Natural language schemas. JSON schemas that describe field formats are useless for agents. Better to describe field semantics: "delivery_date: when the customer will receive the item, accounting for weekends and holidays in their timezone."

Why This Matters Now

Agent capabilities are improving faster than API design. GPT-4 can handle complex multi-step reasoning, but it gets bogged down in API orchestration busywork. The agents that perform best today are working with APIs that were accidentally designed well for automation: simple, stateful, high-level operations.

Companies that redesign their APIs for agents first will capture disproportionate agent traffic. Those that don't will get disintermediated by consolidation layers.
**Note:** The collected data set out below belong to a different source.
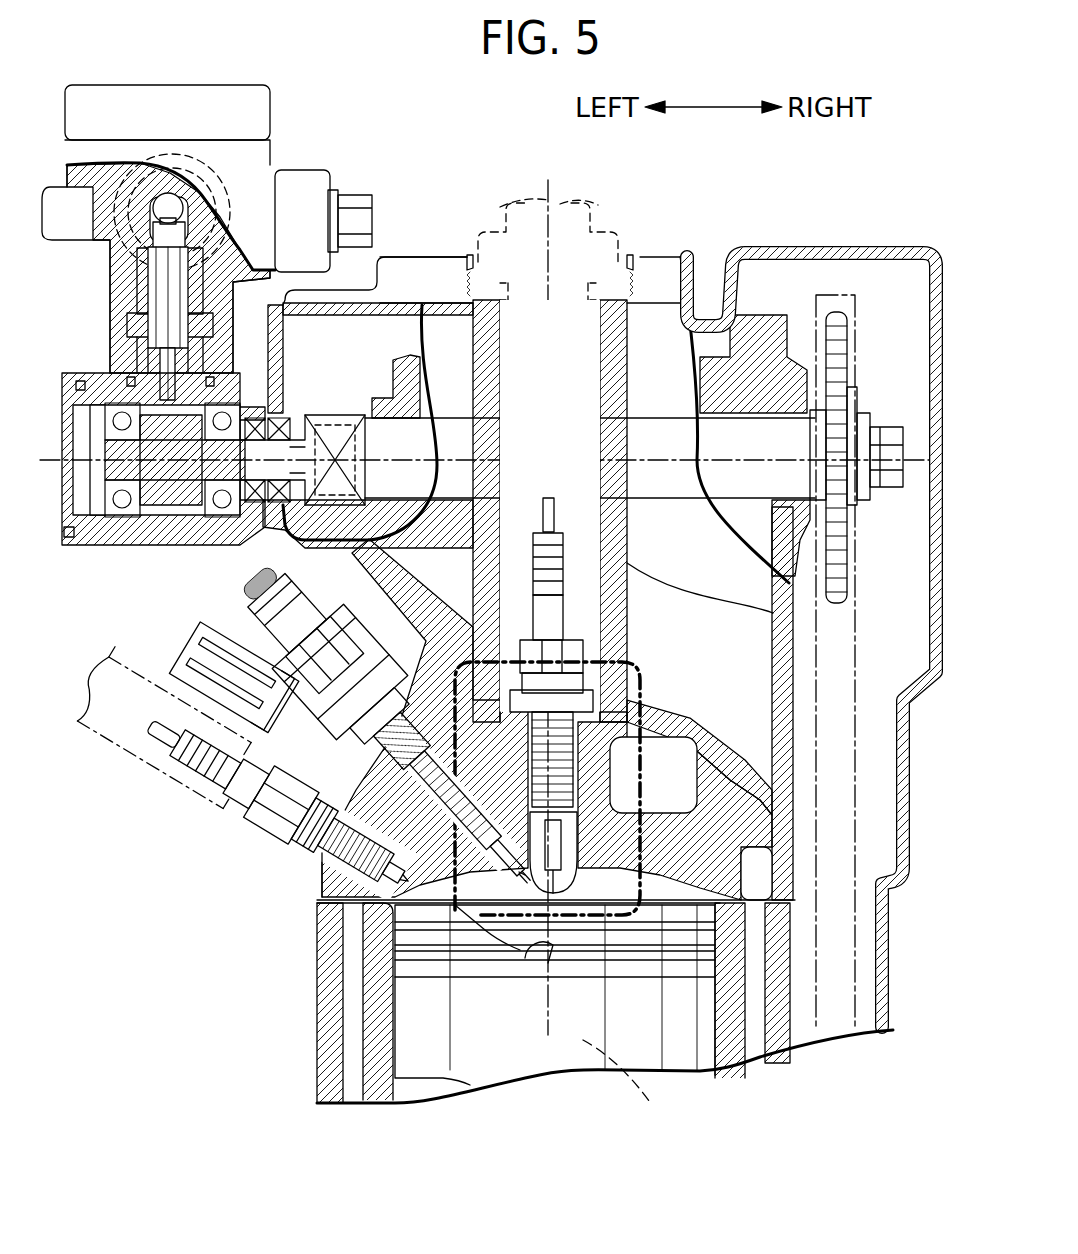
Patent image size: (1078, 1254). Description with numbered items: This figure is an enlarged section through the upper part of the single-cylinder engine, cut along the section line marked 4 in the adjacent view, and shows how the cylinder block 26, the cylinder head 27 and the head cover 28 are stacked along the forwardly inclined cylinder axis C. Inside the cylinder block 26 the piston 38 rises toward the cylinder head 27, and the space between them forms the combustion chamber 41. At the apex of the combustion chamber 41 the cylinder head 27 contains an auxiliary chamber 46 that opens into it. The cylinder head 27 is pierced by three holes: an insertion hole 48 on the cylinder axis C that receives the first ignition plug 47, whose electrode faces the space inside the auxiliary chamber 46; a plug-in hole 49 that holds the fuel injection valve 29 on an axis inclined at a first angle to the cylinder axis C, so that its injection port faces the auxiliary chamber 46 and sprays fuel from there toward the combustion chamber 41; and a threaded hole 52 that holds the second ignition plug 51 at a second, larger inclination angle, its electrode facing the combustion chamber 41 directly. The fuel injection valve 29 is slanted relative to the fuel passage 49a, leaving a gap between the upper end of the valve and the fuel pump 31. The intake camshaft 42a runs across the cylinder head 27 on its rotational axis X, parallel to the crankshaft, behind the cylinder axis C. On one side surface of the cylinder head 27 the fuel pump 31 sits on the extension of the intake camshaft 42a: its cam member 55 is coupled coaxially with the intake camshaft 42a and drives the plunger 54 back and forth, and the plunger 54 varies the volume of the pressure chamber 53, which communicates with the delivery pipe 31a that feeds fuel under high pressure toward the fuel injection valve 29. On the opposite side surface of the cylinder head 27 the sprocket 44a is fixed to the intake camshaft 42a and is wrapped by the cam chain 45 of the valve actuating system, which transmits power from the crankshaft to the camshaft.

The cylinder block 26 is at (318, 1043).
The cylinder head 27 is at (320, 888).
The head cover 28 is at (760, 313).
The fuel injection valve 29 is at (405, 668).
The fuel pump 31 is at (268, 126).
The delivery pipe 31a is at (232, 184).
The piston 38 is at (405, 1006).
The combustion chamber 41 is at (686, 888).
The intake camshaft 42a is at (745, 528).
The sprocket 44a is at (848, 340).
The cam chain 45 is at (858, 672).
The auxiliary chamber 46 is at (566, 870).
The first ignition plug 47 is at (582, 645).
The insertion hole 48 is at (603, 765).
The plug-in hole 49 is at (478, 768).
The fuel passage 49a is at (517, 846).
The second ignition plug 51 is at (268, 832).
The threaded hole 52 is at (372, 852).
The pressure chamber 53 is at (168, 196).
The plunger 54 is at (150, 305).
The cam member 55 is at (163, 512).
The FIG. 4 view region 4 is at (648, 676).
The rotational axis X is at (915, 452).
The cylinder axis C is at (652, 1105).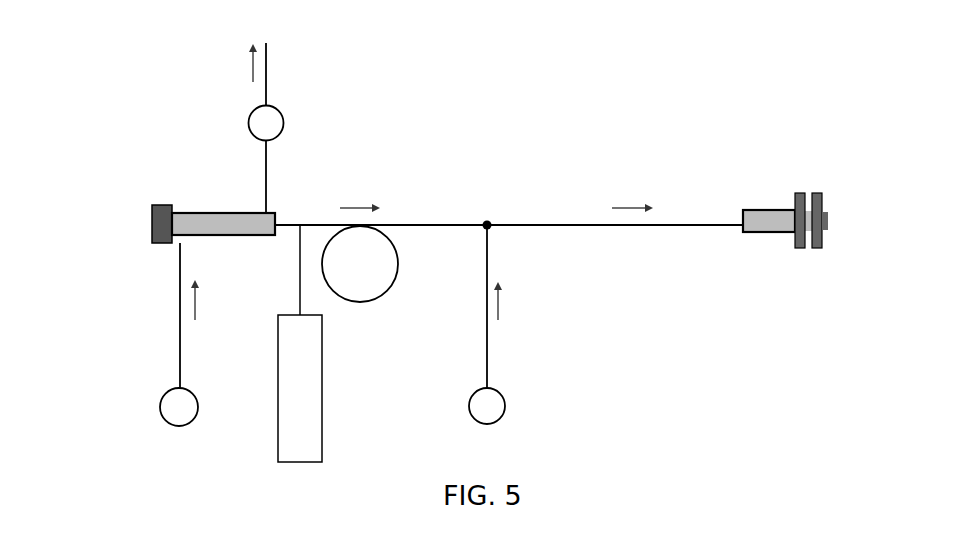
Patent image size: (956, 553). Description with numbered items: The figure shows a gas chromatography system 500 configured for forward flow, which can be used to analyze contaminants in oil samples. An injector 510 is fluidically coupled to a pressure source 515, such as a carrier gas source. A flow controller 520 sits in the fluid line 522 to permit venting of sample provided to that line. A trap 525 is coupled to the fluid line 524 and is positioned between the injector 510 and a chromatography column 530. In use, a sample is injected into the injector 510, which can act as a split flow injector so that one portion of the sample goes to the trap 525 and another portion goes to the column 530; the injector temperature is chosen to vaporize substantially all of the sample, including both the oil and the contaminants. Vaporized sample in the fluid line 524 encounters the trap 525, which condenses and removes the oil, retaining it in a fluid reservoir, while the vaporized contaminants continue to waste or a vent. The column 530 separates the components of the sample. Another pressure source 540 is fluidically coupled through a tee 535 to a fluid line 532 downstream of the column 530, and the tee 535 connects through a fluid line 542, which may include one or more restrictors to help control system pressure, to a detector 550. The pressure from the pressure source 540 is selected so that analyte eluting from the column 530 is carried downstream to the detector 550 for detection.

The system 500 is at (513, 138).
The injector 510 is at (207, 227).
The pressure source 515 is at (165, 392).
The flow controller 520 is at (275, 127).
The fluid line 522 is at (266, 182).
The fluid line 524 is at (283, 227).
The trap 525 is at (285, 455).
The chromatography column 530 is at (358, 303).
The fluid line 532 is at (410, 226).
The tee 535 is at (487, 221).
The pressure source 540 is at (502, 407).
The fluid line 542 is at (615, 227).
The detector 550 is at (770, 210).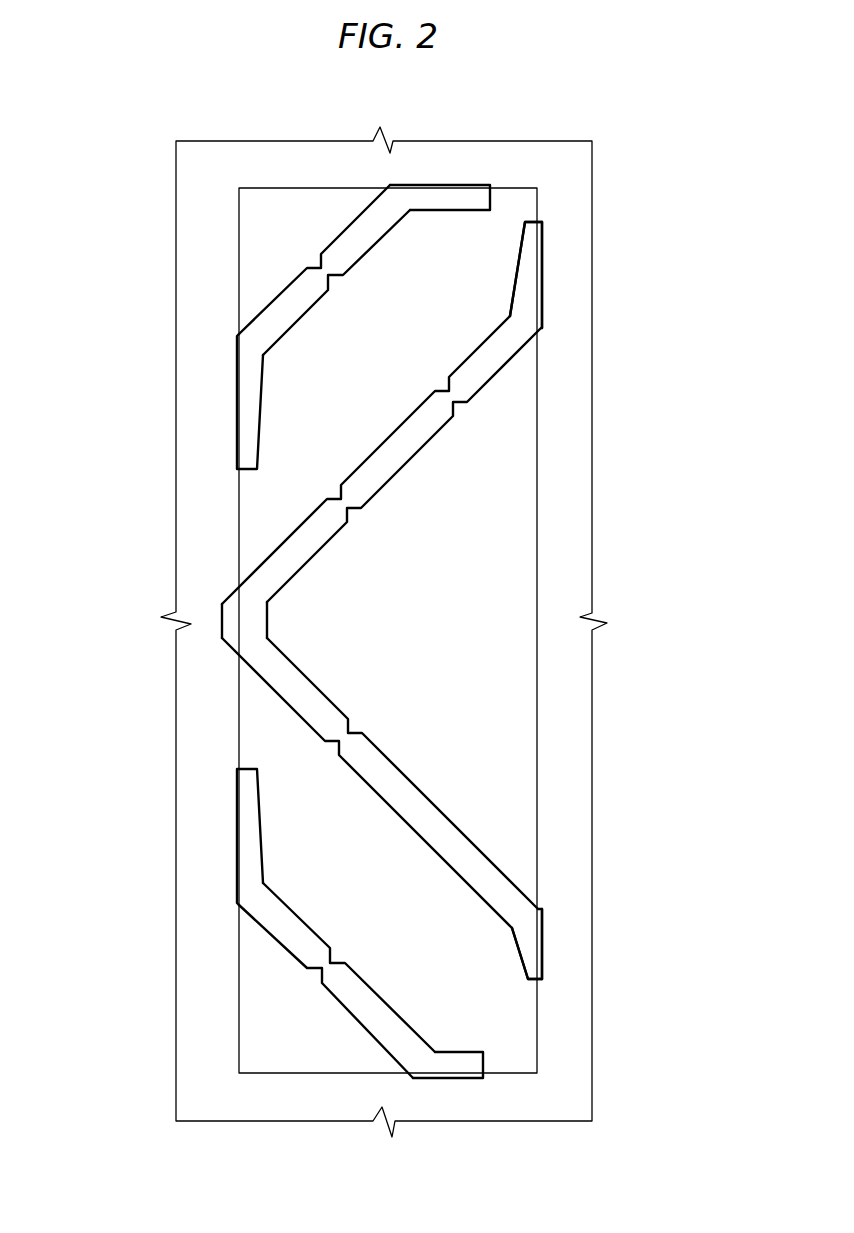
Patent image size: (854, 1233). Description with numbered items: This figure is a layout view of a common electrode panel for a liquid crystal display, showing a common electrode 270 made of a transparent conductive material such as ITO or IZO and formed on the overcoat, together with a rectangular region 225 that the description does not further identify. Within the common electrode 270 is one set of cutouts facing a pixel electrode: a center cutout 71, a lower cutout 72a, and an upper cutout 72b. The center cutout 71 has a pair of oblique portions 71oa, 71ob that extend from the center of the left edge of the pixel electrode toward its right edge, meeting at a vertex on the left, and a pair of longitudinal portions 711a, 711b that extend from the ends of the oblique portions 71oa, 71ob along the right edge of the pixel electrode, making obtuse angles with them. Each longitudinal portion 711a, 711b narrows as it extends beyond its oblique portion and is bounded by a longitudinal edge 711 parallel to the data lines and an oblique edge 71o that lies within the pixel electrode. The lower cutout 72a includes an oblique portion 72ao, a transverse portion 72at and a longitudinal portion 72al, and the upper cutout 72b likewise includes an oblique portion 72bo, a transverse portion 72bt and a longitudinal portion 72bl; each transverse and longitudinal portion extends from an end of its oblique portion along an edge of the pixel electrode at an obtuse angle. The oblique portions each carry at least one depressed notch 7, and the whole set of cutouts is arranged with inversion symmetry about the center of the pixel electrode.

The depressed notch 7 is at (420, 643).
The center cutout 71 is at (476, 608).
The oblique portion 71oa is at (409, 779).
The oblique portion 71ob is at (412, 458).
The longitudinal edge 711 is at (542, 254).
The oblique edge 71o is at (516, 287).
The longitudinal portion 711a is at (667, 920).
The longitudinal portion 711b is at (667, 243).
The lower cutout 72a is at (296, 975).
The oblique portion 72ao is at (347, 1010).
The longitudinal portion 72al is at (237, 828).
The transverse portion 72at is at (450, 1078).
The upper cutout 72b is at (300, 286).
The oblique portion 72bo is at (332, 243).
The longitudinal portion 72bl is at (237, 403).
The transverse portion 72bt is at (441, 185).
The substrate region 225 is at (537, 731).
The common electrode 270 is at (592, 450).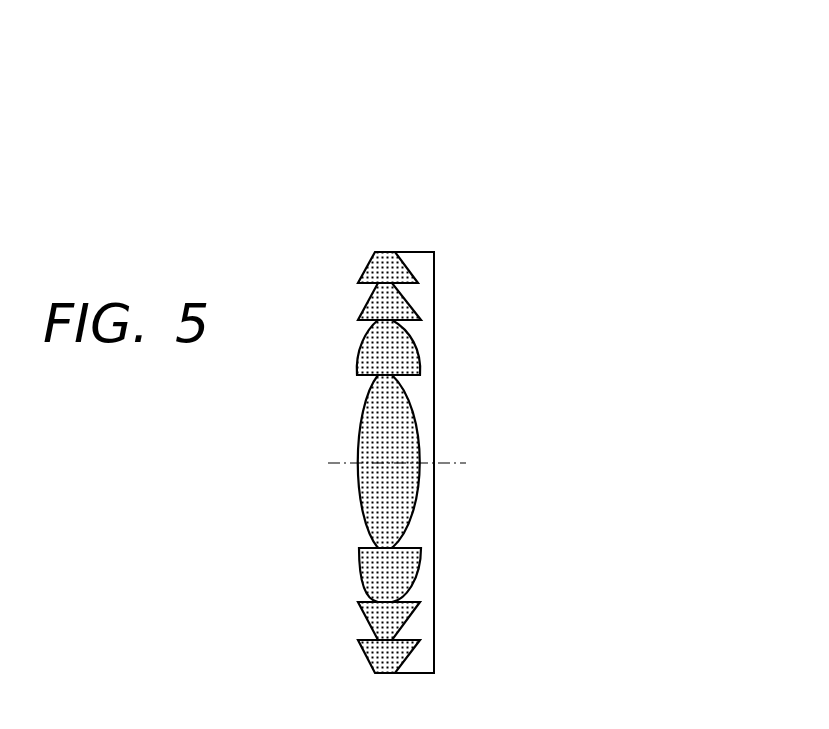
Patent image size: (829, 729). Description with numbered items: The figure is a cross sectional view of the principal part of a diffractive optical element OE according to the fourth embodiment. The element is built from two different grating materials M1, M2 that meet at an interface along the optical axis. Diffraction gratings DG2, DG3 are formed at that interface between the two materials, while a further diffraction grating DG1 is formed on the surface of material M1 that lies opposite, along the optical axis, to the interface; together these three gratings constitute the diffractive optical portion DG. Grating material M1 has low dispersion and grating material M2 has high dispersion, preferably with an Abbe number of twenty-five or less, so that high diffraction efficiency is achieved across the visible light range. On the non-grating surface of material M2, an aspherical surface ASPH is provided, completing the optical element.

The diffractive optical element OE is at (452, 103).
The diffractive optical portion DG is at (483, 146).
The diffraction grating DG1 is at (365, 257).
The diffraction grating DG2 is at (388, 253).
The diffraction grating DG3 is at (423, 262).
The aspherical surface ASPH is at (436, 322).
The grating material M1 is at (377, 573).
The grating material M2 is at (427, 550).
The window for this transition is narrow. Agents are becoming capable enough to drive significant business value, but current APIs create enough friction that most agent use cases still aren't economically viable. The first wave of agent-native APIs will capture the market as that friction disappears.

We expect to see the first successful API consolidation platforms within 18 months, and the first major service providers to ship agent-native API redesigns within 12 months. The companies that wait for "industry standards" will be building for yesterday's agents while competing against tomorrow's infrastructure.